Ginsberg's session addressed common questions arising from medical device manufacturers' attempt to implement the harmonized standard IEC 62304 "Medical Device Software".

"Even though many IEC 62304 issues are context dependent, there are a few persistent problems that I come across time and again.", says Mr. Ginsberg.

Not enough focus on Software Quality - manufacturers tend to stare themselves blind on the documentation required for IEC 62304 and subsequently lose focus on the intended goal of the standard, namely to increase software quality."

Lost traceability - we keep detecting gaps in the traceability during the audits we perform, particularly regarding how risk control measures are implemented as software requirements and how they are subsequently verified. Traceability is an immensely complex task to manage as the project evolves and I highly recommend using software support tools available to handle this activity."

No connection from the field to R&D - I can't stress this enough: post-market surveillance is one of the main focuses of the regulation. It is an incredibly important indicator on how the software is actually performing. Still, it is also one of the most neglected aspects of the software life cycle. Post-market data contains a virtual goldmine of opportunities for increased software quality and should be properly addressed."

Non-value added activities to fulfill IEC 62304 - The standard is not about producing alibi-documentation, it is about increasing software quality. In one "agile" firm I worked with, the detailed design was extracted from the existing code base after the coding was complete, using a software UML extractor. But documenting the detail design in such a matter provides no added value to the software quality whatsoever."

Too shallow risk management - Risk management is not an administrative activity to make Notified Bodies happy. It is the driver of improved software safety and quality. Therefore, to be able to improve safety, the depth of the analyses needs to increase. 

Mixup of concepts - the terms 'SW validation' (as defined e.g. by AAMI:TIR 36), 'product validation', and 'product verification' do not denote the same thing and these terms can therefore not be used interchangeably. IEC 62304 is not concerned with any types of validation activities. Do be clear vis-a-vis the auditors, formally define the terms as you intend to use them, and apply them consistently within the company and in your documentation.

Too strict interpretation of segregation - There is this note in IEC 62304 that indicates that the only possible segregation of items is to execute them on separate hardware. This is not entirely true. Soft segregation on a functional and/or logical level can be entirely appropriate depending on the risk the segregated items expose. The main point is that your segregation must be well-argued, proven to be effective, and documented.

Using system-level testing as a risk control measure - testing is by most notified bodies no longer accepted as a risk control measure. An RCM should result in a new SW requirement which in turn is verified.

No metrics supporting the process - having no metrics showing how well your software performs, might lead to unconstructive arguments with your auditor about the true level of safety your software retains. It is my advice to define and use performance metrics to support your case of having developed a high-quality software and in particular, make use of the available field data."

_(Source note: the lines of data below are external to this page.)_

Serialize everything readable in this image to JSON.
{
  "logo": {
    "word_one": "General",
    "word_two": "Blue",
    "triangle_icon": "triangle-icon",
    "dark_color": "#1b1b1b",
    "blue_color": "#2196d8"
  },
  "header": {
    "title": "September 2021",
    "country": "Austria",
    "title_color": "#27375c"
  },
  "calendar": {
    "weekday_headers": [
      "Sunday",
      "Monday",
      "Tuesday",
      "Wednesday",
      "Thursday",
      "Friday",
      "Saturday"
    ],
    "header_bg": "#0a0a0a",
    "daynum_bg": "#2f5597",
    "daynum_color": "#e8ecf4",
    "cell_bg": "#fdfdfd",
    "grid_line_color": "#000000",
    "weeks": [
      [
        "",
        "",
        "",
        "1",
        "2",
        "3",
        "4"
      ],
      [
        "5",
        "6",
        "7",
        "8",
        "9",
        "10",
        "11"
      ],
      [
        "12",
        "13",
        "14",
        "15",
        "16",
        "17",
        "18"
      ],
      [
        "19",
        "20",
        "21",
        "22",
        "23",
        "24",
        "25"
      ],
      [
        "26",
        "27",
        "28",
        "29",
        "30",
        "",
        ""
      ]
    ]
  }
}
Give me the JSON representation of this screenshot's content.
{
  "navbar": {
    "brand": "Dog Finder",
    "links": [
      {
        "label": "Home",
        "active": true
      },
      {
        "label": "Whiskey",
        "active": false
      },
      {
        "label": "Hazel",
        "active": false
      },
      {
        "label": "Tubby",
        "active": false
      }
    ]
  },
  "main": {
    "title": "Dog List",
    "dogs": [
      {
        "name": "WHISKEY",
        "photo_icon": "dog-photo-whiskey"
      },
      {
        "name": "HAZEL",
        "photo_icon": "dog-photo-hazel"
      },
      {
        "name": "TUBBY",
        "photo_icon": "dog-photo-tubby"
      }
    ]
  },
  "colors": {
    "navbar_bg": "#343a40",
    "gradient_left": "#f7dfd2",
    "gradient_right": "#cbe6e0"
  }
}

"This is by no means an exhaustive list but, as I mentioned, I see these issues a lot and I think the effort needed to address them is relatively cost-effective. Should you have any further questions, I'd be happy to address them afterward.", Mr. Ginsberg concludes.

The Aligned team presentation, with a focus on the documentation tasks required by IEC 62304, addressed the issue of conceptually connecting the software architecture and the risk management in the development documentation.

By using a concrete example, Aligned demonstrated how a Preliminary Hazard Analysis as a risk assessment could be used in their medical device ALM software "Aligned Elements" to not only fulfill the traceability requirements of IEC 62304 but also successfully connect the software architecture with existing risk assessments.

The seminar was concluded with a host of interesting and constructive discussions among the participants at the subsequent lunch buffet supplied by Marriott.